Respiratory Movements
- Inhaling (inspiration): Diaphragm contracts, inter-rib muscles contract, enlarging the thoracic cavity.
- Exhaling (expiration): Opposite happens.
Unusual Respiratory Movements
- Sighing and yawning are lengthened inspiratory movements.
- Coughing is a powerful expiration.
- Hiccup is a loud inspiration caused by muscle spasms of the diaphragm.
Physiology of Respiration
- Functions of the lungs:
- Gas exchange between blood and atmosphere.
- Secretion of hydrogen and other volatile substances.
- Provision of air to the vocal chords.
- Differences between atmospheric and exhaled air:
- Atmospheric air: Oxygen 20%, Carbon dioxide 0.4%, Nitrogen 79%.
- Exhaled air: Oxygen 16%, Carbon dioxide 4%, Nitrogen 79%.
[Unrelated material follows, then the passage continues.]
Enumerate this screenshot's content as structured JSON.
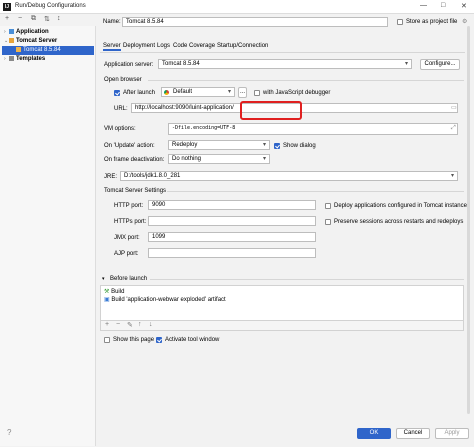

- Gas exchange occurs through diffusion.
- Oxygen is taken up by haemoglobin.
- Carbon dioxide is conveyed in the blood as carbaminohemoglobin and as bicarbonate in the plasma.
- Carbon monoxide is taken up more easily by haemoglobin than oxygen, causing carboxyhemoglobin.
Air Changes in the Nose
- Air becomes 100% saturated with moisture.
- Air is heated up to body temperature.
- Dust particles are removed from the air.